$\bullet$ Prove: $\mathrm E(\bar x)= \mu$
Answer:
Let $x_1,x_2,x_3\ldots,x_n$ denote the sample observations. The sample mean is $$\bar x= \frac{(x_1+x_2+x_3+\ldots+x_n)}{n}= \frac{1}{n}\sum x_i$$ where $x_i$ is the $i$-th member of of the sample.
Note, in simple random sampling(with or without replacement), the sample members has the same probability distribution as in the variable $x$ in the population.

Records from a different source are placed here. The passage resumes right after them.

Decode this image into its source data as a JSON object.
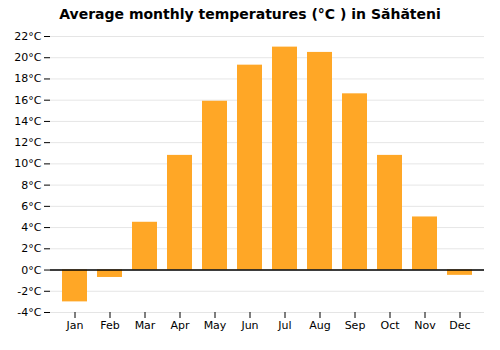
{
  "chart_data": {
    "type": "bar",
    "title": "Average monthly temperatures (°C ) in Săhăteni",
    "categories": [
      "Jan",
      "Feb",
      "Mar",
      "Apr",
      "May",
      "Jun",
      "Jul",
      "Aug",
      "Sep",
      "Oct",
      "Nov",
      "Dec"
    ],
    "values": [
      -3.0,
      -0.7,
      4.5,
      10.8,
      15.9,
      19.3,
      21.0,
      20.5,
      16.6,
      10.8,
      5.0,
      -0.5
    ],
    "color": "#FFA726",
    "ylim": [
      -4,
      22
    ],
    "yticks": [
      {
        "value": -4,
        "label": "-4°C"
      },
      {
        "value": -2,
        "label": "-2°C"
      },
      {
        "value": 0,
        "label": "0°C"
      },
      {
        "value": 2,
        "label": "2°C"
      },
      {
        "value": 4,
        "label": "4°C"
      },
      {
        "value": 6,
        "label": "6°C"
      },
      {
        "value": 8,
        "label": "8°C"
      },
      {
        "value": 10,
        "label": "10°C"
      },
      {
        "value": 12,
        "label": "12°C"
      },
      {
        "value": 14,
        "label": "14°C"
      },
      {
        "value": 16,
        "label": "16°C"
      },
      {
        "value": 18,
        "label": "18°C"
      },
      {
        "value": 20,
        "label": "20°C"
      },
      {
        "value": 22,
        "label": "22°C"
      }
    ],
    "grid": true
  }
}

Therefore, $\mathrm E( x_i)= \mu$
And $$\mathrm E(\bar x)= \frac{1}{n}[\mathrm E(x_1)+ \mathrm E(x_2)+\ldots+\mathrm E(x_n)]= \mu.$$
What I'm not getting is the blocked part that the author wanted to highlight.
Can anyone tell me why actually $x_i$ has the same probability distribution as $x$ in the population especially even when the random sampling is done without replacement?
For $x_i$ and $x_j$ are not independent any-more when the sampling is done without replacement; so can then also the probability distribution of $x_i$ and $x_j$ remain the same as that of $x$ in the population?
How can $\mathrm E(x_i)= \mu$ when the sampling is done without replacement?
Can anyone please explain that?